Starfish are echinoderms, saltwater-dwelling animals that creep slowly from place to place using their sticky tube feet. Most starfish have five arms, which they can replace if lost, though some have nine or 10. Each arm exhibits a double row of feet, which the creatures use both to move and to breathe. More than 2,500 species of starfish are known. Those most commonly available for aquariums hail from the families Oreasteridae, Himerometridae, Ophidiateridae and Ophiomyxidae.
Feeding Your Fish
Many species of the Linckia genus, in the Ophidiasteridae family, are available for aquarium environments, where they will happily clean up bacteria that naturally form on rock surfaces, glass walls and gravel or sand. Although you don't need to provide extra food, however, you should introduce them only to active aquariums where other animals have been living for a while. This way a buildup of the bacteria they feed on will already be present -- if it is absent, they will starve. Others, like the royal starfish (Astropecten articulatus), need a variety of fish food to sustain them, otherwise they will starve and decay. Still others eat live prey, so determine the dietary habits of the species you're considering before placing them inside your aquarium.
Several starfish are predators who do not coexist well in reefs. Bahama stars (Oreaster reticulatis) of the family Oreasteridae, for instance, will eat soft corals, sponges, tubeworms, clams and other starfish. They will not touch fish, however, so if you wish to house one in your aquarium, the environment will have to be a simple fish habitat. Linckias, on the other hand, do just fine in both all-fish and reef environments, since they subsist solely on bacteria. Some, like the red knobby sea star (Echinaster echinophorus), which eats sponges, will feed on just one type of invertebrate but are safe to be around others.
Although starfish thrive in the right environments, they are sensitive to changes in water temperature, acidity or salinity.
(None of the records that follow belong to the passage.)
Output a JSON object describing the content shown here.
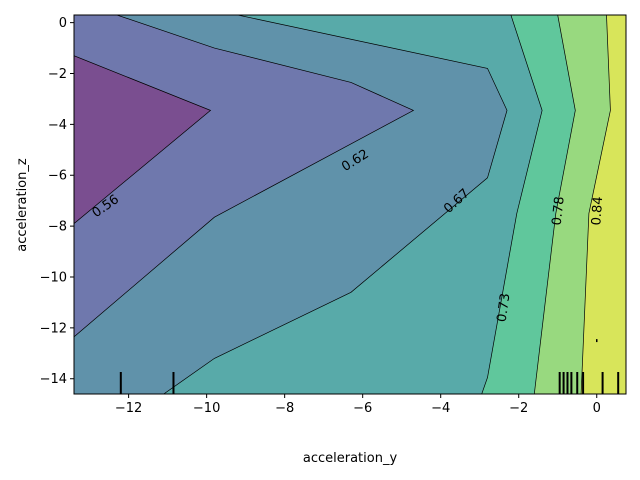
{
  "chart_data": {
    "type": "contour",
    "xlabel": "acceleration_y",
    "ylabel": "acceleration_z",
    "xlim": [
      -13.4,
      0.75
    ],
    "ylim": [
      -14.6,
      0.3
    ],
    "xticks": [
      -12,
      -10,
      -8,
      -6,
      -4,
      -2,
      0
    ],
    "yticks": [
      0,
      -2,
      -4,
      -6,
      -8,
      -10,
      -12,
      -14
    ],
    "xtick_labels": [
      "−12",
      "−10",
      "−8",
      "−6",
      "−4",
      "−2",
      "0"
    ],
    "ytick_labels": [
      "0",
      "−2",
      "−4",
      "−6",
      "−8",
      "−10",
      "−12",
      "−14"
    ],
    "levels": [
      0.56,
      0.62,
      0.67,
      0.73,
      0.78,
      0.84
    ],
    "level_labels": [
      "0.56",
      "0.62",
      "0.67",
      "0.73",
      "0.78",
      "0.84"
    ],
    "colormap": "viridis",
    "fill_colors": [
      "#7a4e90",
      "#6f78ad",
      "#6092aa",
      "#58aaa9",
      "#60c79c",
      "#98d97f",
      "#d8e55a"
    ],
    "contour_lines": [
      {
        "level": 0.56,
        "points": [
          [
            -13.4,
            -1.3
          ],
          [
            -9.9,
            -3.45
          ],
          [
            -13.4,
            -7.9
          ]
        ]
      },
      {
        "level": 0.62,
        "points": [
          [
            -12.3,
            0.3
          ],
          [
            -9.8,
            -1.0
          ],
          [
            -6.3,
            -2.35
          ],
          [
            -4.7,
            -3.45
          ],
          [
            -9.8,
            -7.65
          ],
          [
            -13.4,
            -12.35
          ]
        ]
      },
      {
        "level": 0.67,
        "points": [
          [
            -9.2,
            0.3
          ],
          [
            -2.8,
            -1.8
          ],
          [
            -2.3,
            -3.45
          ],
          [
            -2.8,
            -6.1
          ],
          [
            -6.3,
            -10.6
          ],
          [
            -9.8,
            -13.2
          ],
          [
            -11.1,
            -14.6
          ]
        ]
      },
      {
        "level": 0.73,
        "points": [
          [
            -2.2,
            0.3
          ],
          [
            -1.4,
            -3.45
          ],
          [
            -2.05,
            -7.5
          ],
          [
            -2.8,
            -13.95
          ],
          [
            -2.95,
            -14.6
          ]
        ]
      },
      {
        "level": 0.78,
        "points": [
          [
            -1.0,
            0.3
          ],
          [
            -0.55,
            -3.45
          ],
          [
            -1.05,
            -7.5
          ],
          [
            -1.6,
            -14.6
          ]
        ]
      },
      {
        "level": 0.84,
        "points": [
          [
            0.25,
            0.3
          ],
          [
            0.35,
            -3.45
          ],
          [
            -0.2,
            -7.5
          ],
          [
            -0.4,
            -14.6
          ]
        ]
      }
    ],
    "label_positions": [
      {
        "text": "0.56",
        "x": -12.6,
        "y": -7.2,
        "angle": -35
      },
      {
        "text": "0.62",
        "x": -6.2,
        "y": -5.4,
        "angle": -32
      },
      {
        "text": "0.67",
        "x": -3.6,
        "y": -7.0,
        "angle": -42
      },
      {
        "text": "0.73",
        "x": -2.4,
        "y": -11.2,
        "angle": -82
      },
      {
        "text": "0.78",
        "x": -1.0,
        "y": -7.4,
        "angle": -84
      },
      {
        "text": "0.84",
        "x": 0.0,
        "y": -7.4,
        "angle": -86
      }
    ],
    "rug_x": [
      -12.2,
      -10.85,
      -0.95,
      -0.85,
      -0.75,
      -0.65,
      -0.5,
      -0.35,
      0.15,
      0.55
    ],
    "extra_marks": [
      {
        "x": 0.0,
        "y": -12.5
      }
    ]
  }
}
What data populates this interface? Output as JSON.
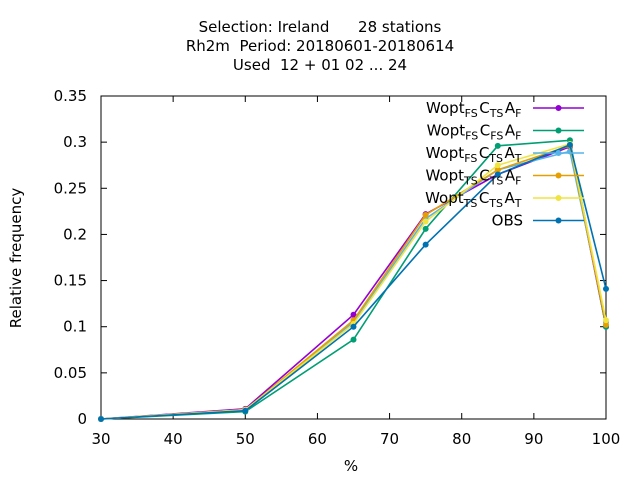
{
  "title": {
    "line1": "Selection: Ireland      28 stations",
    "line2": "Rh2m  Period: 20180601-20180614",
    "line3": "Used  12 + 01 02 ... 24"
  },
  "chart_data": {
    "type": "line",
    "xlabel": "%",
    "ylabel": "Relative frequency",
    "xlim": [
      30,
      100
    ],
    "ylim": [
      0,
      0.35
    ],
    "xticks": [
      "30",
      "40",
      "50",
      "60",
      "70",
      "80",
      "90",
      "100"
    ],
    "yticks": [
      "0",
      "0.05",
      "0.1",
      "0.15",
      "0.2",
      "0.25",
      "0.3",
      "0.35"
    ],
    "grid": false,
    "legend_position": "top-right",
    "x": [
      30,
      50,
      65,
      75,
      85,
      95,
      100
    ],
    "series": [
      {
        "name": "Wopt_FS C_TS A_F",
        "legend": [
          [
            "Wopt",
            ""
          ],
          [
            "FS",
            "sub"
          ],
          [
            "C",
            ""
          ],
          [
            "TS",
            "sub"
          ],
          [
            "A",
            ""
          ],
          [
            "F",
            "sub"
          ]
        ],
        "color": "#9400d3",
        "values": [
          0.0,
          0.011,
          0.113,
          0.222,
          0.265,
          0.295,
          0.1
        ]
      },
      {
        "name": "Wopt_FS C_FS A_F",
        "legend": [
          [
            "Wopt",
            ""
          ],
          [
            "FS",
            "sub"
          ],
          [
            "C",
            ""
          ],
          [
            "FS",
            "sub"
          ],
          [
            "A",
            ""
          ],
          [
            "F",
            "sub"
          ]
        ],
        "color": "#009e73",
        "values": [
          0.0,
          0.008,
          0.086,
          0.206,
          0.296,
          0.302,
          0.1
        ]
      },
      {
        "name": "Wopt_FS C_TS A_T",
        "legend": [
          [
            "Wopt",
            ""
          ],
          [
            "FS",
            "sub"
          ],
          [
            "C",
            ""
          ],
          [
            "TS",
            "sub"
          ],
          [
            "A",
            ""
          ],
          [
            "T",
            "sub"
          ]
        ],
        "color": "#56b4e9",
        "values": [
          0.0,
          0.01,
          0.105,
          0.217,
          0.27,
          0.29,
          0.105
        ]
      },
      {
        "name": "Wopt_TS C_TS A_F",
        "legend": [
          [
            "Wopt",
            ""
          ],
          [
            "TS",
            "sub"
          ],
          [
            "C",
            ""
          ],
          [
            "TS",
            "sub"
          ],
          [
            "A",
            ""
          ],
          [
            "F",
            "sub"
          ]
        ],
        "color": "#e69f00",
        "values": [
          0.0,
          0.01,
          0.107,
          0.221,
          0.27,
          0.296,
          0.102
        ]
      },
      {
        "name": "Wopt_TS C_TS A_T",
        "legend": [
          [
            "Wopt",
            ""
          ],
          [
            "TS",
            "sub"
          ],
          [
            "C",
            ""
          ],
          [
            "TS",
            "sub"
          ],
          [
            "A",
            ""
          ],
          [
            "T",
            "sub"
          ]
        ],
        "color": "#f0e442",
        "values": [
          0.0,
          0.01,
          0.103,
          0.214,
          0.275,
          0.298,
          0.107
        ]
      },
      {
        "name": "OBS",
        "legend": [
          [
            "OBS",
            ""
          ]
        ],
        "color": "#0072b2",
        "values": [
          0.0,
          0.009,
          0.1,
          0.189,
          0.265,
          0.297,
          0.141
        ]
      }
    ]
  }
}
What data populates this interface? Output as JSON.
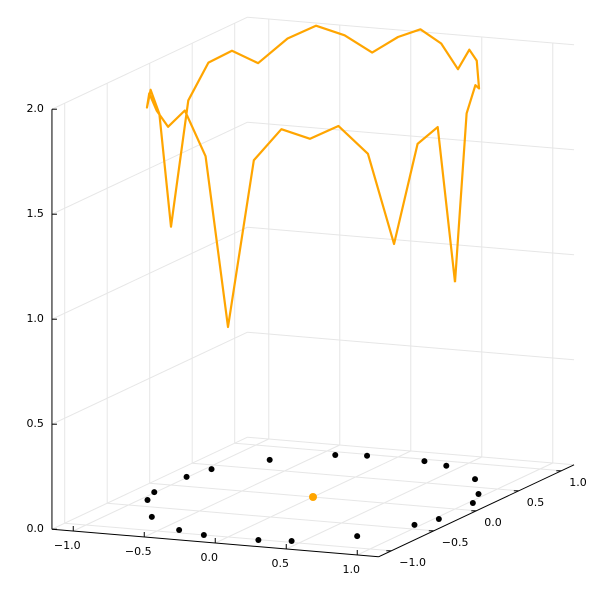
{
  "chart_data": {
    "type": "scatter3d",
    "xlim": [
      -1.15,
      1.15
    ],
    "ylim": [
      -1.15,
      1.15
    ],
    "zlim": [
      0,
      2.0
    ],
    "xticks": [
      {
        "value": -1,
        "label": "−1.0"
      },
      {
        "value": -0.5,
        "label": "−0.5"
      },
      {
        "value": 0,
        "label": "0.0"
      },
      0.5,
      {
        "value": 1,
        "label": "1.0"
      }
    ],
    "yticks": [
      {
        "value": -1,
        "label": "−1.0"
      },
      {
        "value": -0.5,
        "label": "−0.5"
      },
      {
        "value": 0,
        "label": "0.0"
      },
      0.5,
      {
        "value": 1,
        "label": "1.0"
      }
    ],
    "zticks": [
      {
        "value": 0,
        "label": "0.0"
      },
      0.5,
      {
        "value": 1,
        "label": "1.0"
      },
      1.5,
      {
        "value": 2,
        "label": "2.0"
      }
    ],
    "grid": true,
    "series": [
      {
        "mode": "markers",
        "color": "#000000",
        "x": [
          -0.96,
          -1.01,
          -1.01,
          -0.95,
          -0.71,
          -0.38,
          -0.17,
          0.22,
          0.43,
          0.76,
          0.96,
          1.03,
          1.03,
          0.95,
          0.74,
          0.4,
          0.21,
          -0.2,
          -0.4,
          -0.73
        ],
        "y": [
          0.41,
          0.2,
          -0.18,
          -0.36,
          -0.71,
          -0.94,
          -1.0,
          -1.01,
          -0.97,
          -0.75,
          -0.41,
          -0.24,
          0.16,
          0.36,
          0.67,
          0.9,
          0.96,
          0.97,
          0.93,
          0.71
        ],
        "z": [
          0,
          0,
          0,
          0,
          0,
          0,
          0,
          0,
          0,
          0,
          0,
          0,
          0,
          0,
          0,
          0,
          0,
          0,
          0,
          0
        ]
      },
      {
        "mode": "markers",
        "color": "#ffa500",
        "x": [
          0
        ],
        "y": [
          0
        ],
        "z": [
          0
        ]
      },
      {
        "mode": "line",
        "color": "#ffa500",
        "x": [
          1,
          0.98,
          0.94,
          0.87,
          0.77,
          0.64,
          0.5,
          0.34,
          0.17,
          0,
          -0.17,
          -0.34,
          -0.5,
          -0.64,
          -0.77,
          -0.87,
          -0.94,
          -0.98,
          -1,
          -0.98,
          -0.94,
          -0.87,
          -0.77,
          -0.64,
          -0.5,
          -0.34,
          -0.17,
          0,
          0.17,
          0.34,
          0.5,
          0.64,
          0.77,
          0.87,
          0.94,
          0.98,
          1
        ],
        "y": [
          0,
          0.17,
          0.34,
          0.5,
          0.64,
          0.77,
          0.87,
          0.94,
          0.98,
          1,
          0.98,
          0.94,
          0.87,
          0.77,
          0.64,
          0.5,
          0.34,
          0.17,
          0,
          -0.17,
          -0.34,
          -0.5,
          -0.64,
          -0.77,
          -0.87,
          -0.94,
          -0.98,
          -1,
          -0.98,
          -0.94,
          -0.87,
          -0.77,
          -0.64,
          -0.5,
          -0.34,
          -0.17,
          0
        ],
        "z": [
          1.08,
          1.85,
          1.95,
          1.9,
          2.0,
          2.02,
          1.9,
          2.0,
          2.05,
          2.0,
          1.92,
          2.0,
          2.05,
          2.0,
          1.9,
          1.98,
          1.95,
          1.8,
          1.23,
          1.8,
          1.95,
          1.9,
          2.0,
          1.95,
          1.9,
          2.0,
          1.8,
          1.0,
          1.8,
          1.95,
          1.9,
          1.95,
          1.8,
          1.35,
          1.8,
          1.85,
          1.08
        ]
      }
    ]
  }
}
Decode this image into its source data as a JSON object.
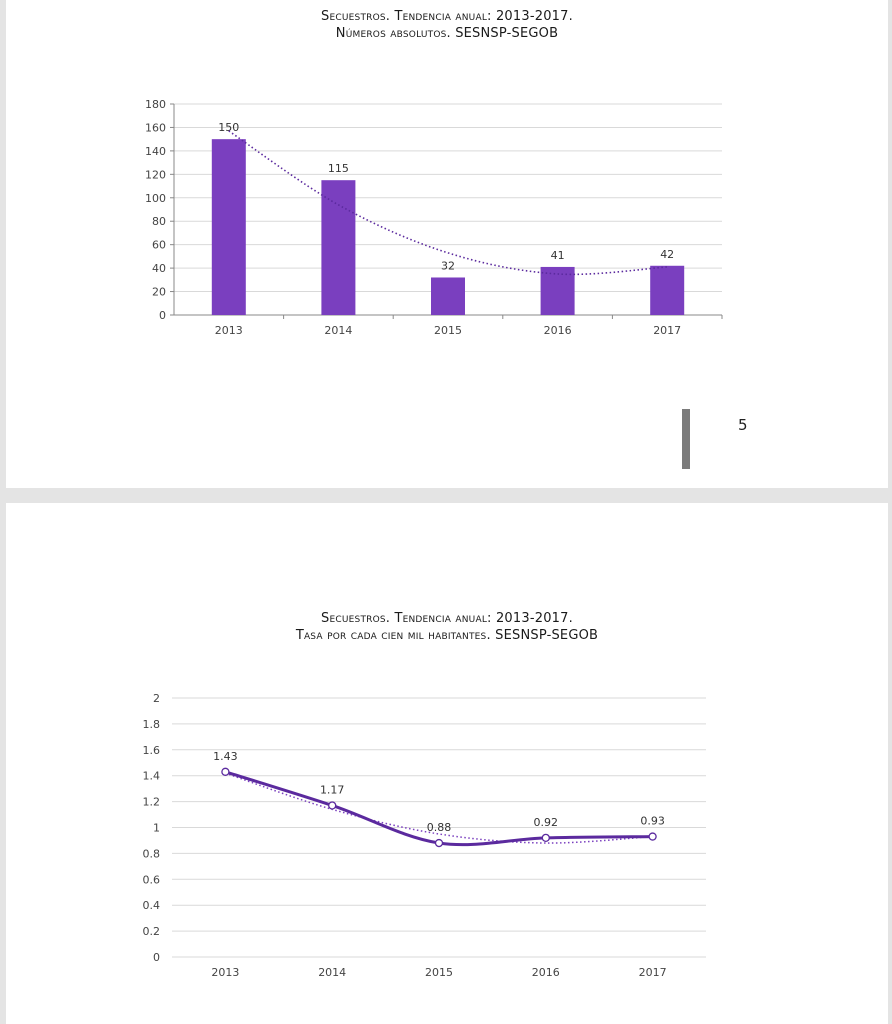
{
  "page": {
    "number": "5"
  },
  "chart_data": [
    {
      "type": "bar",
      "title_line1": "Secuestros. Tendencia anual: 2013-2017.",
      "title_line2": "Números absolutos. SESNSP-SEGOB",
      "categories": [
        "2013",
        "2014",
        "2015",
        "2016",
        "2017"
      ],
      "values": [
        150,
        115,
        32,
        41,
        42
      ],
      "data_labels": [
        "150",
        "115",
        "32",
        "41",
        "42"
      ],
      "ylim": [
        0,
        180
      ],
      "yticks": [
        0,
        20,
        40,
        60,
        80,
        100,
        120,
        140,
        160,
        180
      ],
      "ytick_labels": [
        "0",
        "20",
        "40",
        "60",
        "80",
        "100",
        "120",
        "140",
        "160",
        "180"
      ],
      "trendline": {
        "type": "polynomial",
        "style": "dotted",
        "values": [
          157,
          94,
          53,
          35,
          41
        ]
      },
      "grid": true,
      "legend": "none",
      "colors": {
        "bar": "#7a3fbf",
        "trend": "#5b2a9e",
        "grid": "#d9d9d9"
      }
    },
    {
      "type": "line",
      "title_line1": "Secuestros. Tendencia anual: 2013-2017.",
      "title_line2": "Tasa por cada cien mil habitantes. SESNSP-SEGOB",
      "categories": [
        "2013",
        "2014",
        "2015",
        "2016",
        "2017"
      ],
      "values": [
        1.43,
        1.17,
        0.88,
        0.92,
        0.93
      ],
      "data_labels": [
        "1.43",
        "1.17",
        "0.88",
        "0.92",
        "0.93"
      ],
      "ylim": [
        0,
        2
      ],
      "yticks": [
        0,
        0.2,
        0.4,
        0.6,
        0.8,
        1,
        1.2,
        1.4,
        1.6,
        1.8,
        2
      ],
      "ytick_labels": [
        "0",
        "0.2",
        "0.4",
        "0.6",
        "0.8",
        "1",
        "1.2",
        "1.4",
        "1.6",
        "1.8",
        "2"
      ],
      "trendline": {
        "type": "polynomial",
        "style": "dotted",
        "values": [
          1.42,
          1.14,
          0.95,
          0.88,
          0.93
        ]
      },
      "grid": true,
      "legend": "none",
      "colors": {
        "line": "#5b2a9e",
        "marker_fill": "#ffffff",
        "trend": "#7a3fbf",
        "grid": "#d9d9d9"
      }
    }
  ]
}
An aquarium environment should be between 72 and 78 degrees Fahrenheit for most starfish, and stable. Keep salinity levels between 1.020 and 1.026, and adjust salt levels slowly when you need to, as rapid changes can damage their feet and vascular systems. Most starfish prefer pH levels between 8.1 and 8.4. Requirements vary by species, so always check. The red knobby sea star, for instance, prefers temperatures of 77 to 79 degrees Fahrenheit.